Kamloops is an oasis that is tucked away in the semi-arid region of the Thompson Nicola Regional District of British Columbia. This city is surrounded my mountains, rivers valleys, deserts, grasslands and lakes. This area is an ideal playground for the outdoor enthusiast as it boasts an average of 2,000 hours of sunshine annually. Hosting over 100 tournaments a year, Kamloops is also known as Canada’s tournament capital.
No visit to Kamloops would be complete without a visit to the 1927 restored heritage CN train station, home to the wonderfully restored 2141 Spirit of Kamloops train. It was a warm summer evening as we departed just before sunset on our one-hour train ride. Riding in an open car was a treat as it gave all passengers a panoramic view of their surroundings throughout the journey. We crossed over the scenic south Thompson River on a steel trestle bridge. We stopped on the bridge and saw people boating and paddling on the river underneath the trestle. We made our way onto the First Nations land and passed by St. Joseph’s Church and a cemetery. It was so picturesque as houses were sprawled throughout the semi-arid region with the rugged mountains as the backdrop
When we arrived at the CN Junction, which is known as mile 0, the train engineer stopped to checked the train. It was time to head back, or should I say chug backwards to the train station. The train slowed down for many photo opportunities while the informative conductor gave us a commentary along the way.

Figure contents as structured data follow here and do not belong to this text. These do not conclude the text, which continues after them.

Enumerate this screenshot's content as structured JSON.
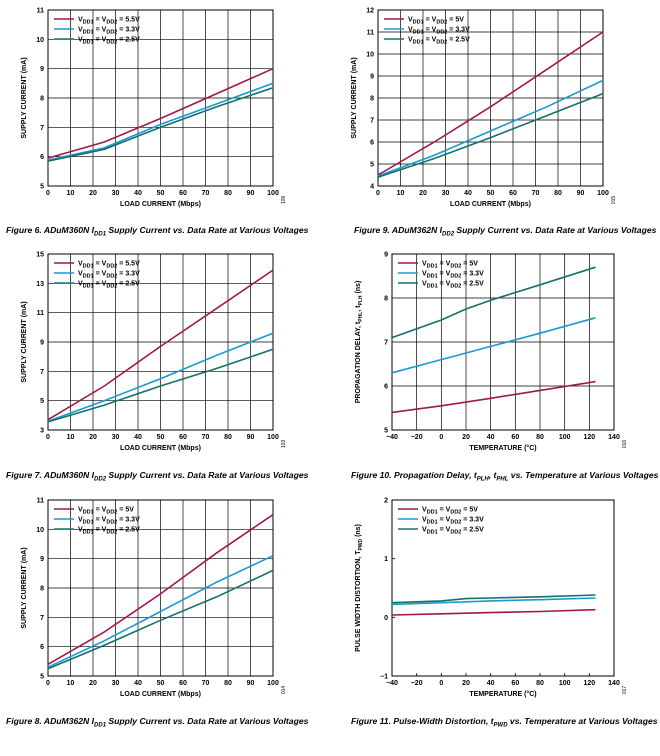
{
  "colors": {
    "s1": "#a0184e",
    "s2": "#1a9ad1",
    "s3": "#16706a"
  },
  "chart_data": [
    {
      "id": "fig6",
      "type": "line",
      "title": "Figure 6. ADuM360N I_DD1 Supply Current vs. Data Rate at Various Voltages",
      "xlabel": "LOAD CURRENT (Mbps)",
      "ylabel": "SUPPLY CURRENT (mA)",
      "xlim": [
        0,
        100
      ],
      "ylim": [
        5,
        11
      ],
      "xticks": [
        0,
        10,
        20,
        30,
        40,
        50,
        60,
        70,
        80,
        90,
        100
      ],
      "yticks": [
        5,
        6,
        7,
        8,
        9,
        10,
        11
      ],
      "grid": true,
      "legend_position": "top-left",
      "code": "109",
      "series": [
        {
          "name": "VDD1 = VDD2 = 5.5V",
          "x": [
            0,
            25,
            50,
            75,
            100
          ],
          "y": [
            5.95,
            6.5,
            7.3,
            8.15,
            9.0
          ]
        },
        {
          "name": "VDD1 = VDD2 = 3.3V",
          "x": [
            0,
            25,
            50,
            75,
            100
          ],
          "y": [
            5.88,
            6.3,
            7.1,
            7.8,
            8.5
          ]
        },
        {
          "name": "VDD1 = VDD2 = 2.5V",
          "x": [
            0,
            25,
            50,
            75,
            100
          ],
          "y": [
            5.85,
            6.25,
            7.0,
            7.7,
            8.35
          ]
        }
      ]
    },
    {
      "id": "fig9",
      "type": "line",
      "title": "Figure 9. ADuM362N I_DD2 Supply Current vs. Data Rate at Various Voltages",
      "xlabel": "LOAD CURRENT (Mbps)",
      "ylabel": "SUPPLY CURRENT (mA)",
      "xlim": [
        0,
        100
      ],
      "ylim": [
        4,
        12
      ],
      "xticks": [
        0,
        10,
        20,
        30,
        40,
        50,
        60,
        70,
        80,
        90,
        100
      ],
      "yticks": [
        4,
        5,
        6,
        7,
        8,
        9,
        10,
        11,
        12
      ],
      "grid": true,
      "legend_position": "top-left",
      "code": "015",
      "series": [
        {
          "name": "VDD1 = VDD2 = 5V",
          "x": [
            0,
            25,
            50,
            75,
            100
          ],
          "y": [
            4.5,
            6.0,
            7.6,
            9.3,
            11.0
          ]
        },
        {
          "name": "VDD1 = VDD2 = 3.3V",
          "x": [
            0,
            25,
            50,
            75,
            100
          ],
          "y": [
            4.45,
            5.4,
            6.5,
            7.6,
            8.8
          ]
        },
        {
          "name": "VDD1 = VDD2 = 2.5V",
          "x": [
            0,
            25,
            50,
            75,
            100
          ],
          "y": [
            4.4,
            5.25,
            6.2,
            7.2,
            8.2
          ]
        }
      ]
    },
    {
      "id": "fig7",
      "type": "line",
      "title": "Figure 7. ADuM360N I_DD2 Supply Current vs. Data Rate at Various Voltages",
      "xlabel": "LOAD CURRENT (Mbps)",
      "ylabel": "SUPPLY CURRENT (mA)",
      "xlim": [
        0,
        100
      ],
      "ylim": [
        3,
        15
      ],
      "xticks": [
        0,
        10,
        20,
        30,
        40,
        50,
        60,
        70,
        80,
        90,
        100
      ],
      "yticks": [
        3,
        5,
        7,
        9,
        11,
        13,
        15
      ],
      "grid": true,
      "legend_position": "top-left",
      "code": "103",
      "series": [
        {
          "name": "VDD1 = VDD2 = 5.5V",
          "x": [
            0,
            25,
            50,
            75,
            100
          ],
          "y": [
            3.7,
            6.0,
            8.7,
            11.3,
            13.9
          ]
        },
        {
          "name": "VDD1 = VDD2 = 3.3V",
          "x": [
            0,
            25,
            50,
            75,
            100
          ],
          "y": [
            3.6,
            5.0,
            6.5,
            8.1,
            9.6
          ]
        },
        {
          "name": "VDD1 = VDD2 = 2.5V",
          "x": [
            0,
            25,
            50,
            75,
            100
          ],
          "y": [
            3.55,
            4.7,
            6.0,
            7.2,
            8.5
          ]
        }
      ]
    },
    {
      "id": "fig10",
      "type": "line",
      "title": "Figure 10. Propagation Delay, t_PLH, t_PHL vs. Temperature at Various Voltages",
      "xlabel": "TEMPERATURE (°C)",
      "ylabel": "PROPAGATION DELAY, t_PHL, t_PLH (ns)",
      "xlim": [
        -40,
        140
      ],
      "ylim": [
        5,
        9
      ],
      "xticks": [
        -40,
        -20,
        0,
        20,
        40,
        60,
        80,
        100,
        120,
        140
      ],
      "yticks": [
        5,
        6,
        7,
        8,
        9
      ],
      "grid": true,
      "legend_position": "top-left",
      "code": "016",
      "series": [
        {
          "name": "VDD1 = VDD2 = 5V",
          "x": [
            -40,
            0,
            40,
            80,
            125
          ],
          "y": [
            5.4,
            5.55,
            5.72,
            5.9,
            6.1
          ]
        },
        {
          "name": "VDD1 = VDD2 = 3.3V",
          "x": [
            -40,
            0,
            40,
            80,
            125
          ],
          "y": [
            6.3,
            6.6,
            6.9,
            7.2,
            7.55
          ]
        },
        {
          "name": "VDD1 = VDD2 = 2.5V",
          "x": [
            -40,
            0,
            20,
            40,
            80,
            125
          ],
          "y": [
            7.1,
            7.5,
            7.75,
            7.95,
            8.3,
            8.7
          ]
        }
      ]
    },
    {
      "id": "fig8",
      "type": "line",
      "title": "Figure 8. ADuM362N I_DD1 Supply Current vs. Data Rate at Various Voltages",
      "xlabel": "LOAD CURRENT (Mbps)",
      "ylabel": "SUPPLY CURRENT (mA)",
      "xlim": [
        0,
        100
      ],
      "ylim": [
        5,
        11
      ],
      "xticks": [
        0,
        10,
        20,
        30,
        40,
        50,
        60,
        70,
        80,
        90,
        100
      ],
      "yticks": [
        5,
        6,
        7,
        8,
        9,
        10,
        11
      ],
      "grid": true,
      "legend_position": "top-left",
      "code": "014",
      "series": [
        {
          "name": "VDD1 = VDD2 = 5V",
          "x": [
            0,
            25,
            50,
            75,
            100
          ],
          "y": [
            5.4,
            6.5,
            7.8,
            9.2,
            10.5
          ]
        },
        {
          "name": "VDD1 = VDD2 = 3.3V",
          "x": [
            0,
            25,
            50,
            75,
            100
          ],
          "y": [
            5.3,
            6.2,
            7.2,
            8.2,
            9.1
          ]
        },
        {
          "name": "VDD1 = VDD2 = 2.5V",
          "x": [
            0,
            25,
            50,
            75,
            100
          ],
          "y": [
            5.25,
            6.05,
            6.9,
            7.7,
            8.6
          ]
        }
      ]
    },
    {
      "id": "fig11",
      "type": "line",
      "title": "Figure 11. Pulse-Width Distortion, t_PWD vs. Temperature at Various Voltages",
      "xlabel": "TEMPERATURE (°C)",
      "ylabel": "PULSE WIDTH DISTORTION, T_PWD (ns)",
      "xlim": [
        -40,
        140
      ],
      "ylim": [
        -1,
        2
      ],
      "xticks": [
        -40,
        -20,
        0,
        20,
        40,
        60,
        80,
        100,
        120,
        140
      ],
      "yticks": [
        -1,
        0,
        1,
        2
      ],
      "grid": false,
      "legend_position": "top-left",
      "code": "017",
      "series": [
        {
          "name": "VDD1 = VDD2 = 5V",
          "x": [
            -40,
            0,
            40,
            80,
            125
          ],
          "y": [
            0.04,
            0.06,
            0.08,
            0.1,
            0.13
          ]
        },
        {
          "name": "VDD1 = VDD2 = 3.3V",
          "x": [
            -40,
            0,
            40,
            80,
            125
          ],
          "y": [
            0.22,
            0.25,
            0.28,
            0.3,
            0.33
          ]
        },
        {
          "name": "VDD1 = VDD2 = 2.5V",
          "x": [
            -40,
            0,
            20,
            40,
            80,
            125
          ],
          "y": [
            0.25,
            0.28,
            0.32,
            0.33,
            0.35,
            0.38
          ]
        }
      ]
    }
  ]
}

On the way back to the station, the conductor picked up a message using an old-fashioned hoop. The message was warning us that masked bandits on horses were seen in the area. And sure enough, I heard gunshots and yelling. It was Bill Miner and his gang looking for a bag of gold on the train. Bill skillfully got off his horse, and hopped on board the train. He looked around and then took me as hostage, demanding that I tell him where the bag of gold was. I played along and gave him a hard time. But in the end, he eventually found the gold. It was a great reenactment of the past and fantastic way to end this adventure. Everyone had a blast!
What I found amazing were the faithful and dedicated volunteers who restored and ran the Kamloops Heritage Railway. From the person manning the ticket booth to the men who look after the maintenance of the train, these committed people are what keep the railway tradition alive in Kamloops. It is because of them that visitors can re-live the past and enjoy the old-fashion train today!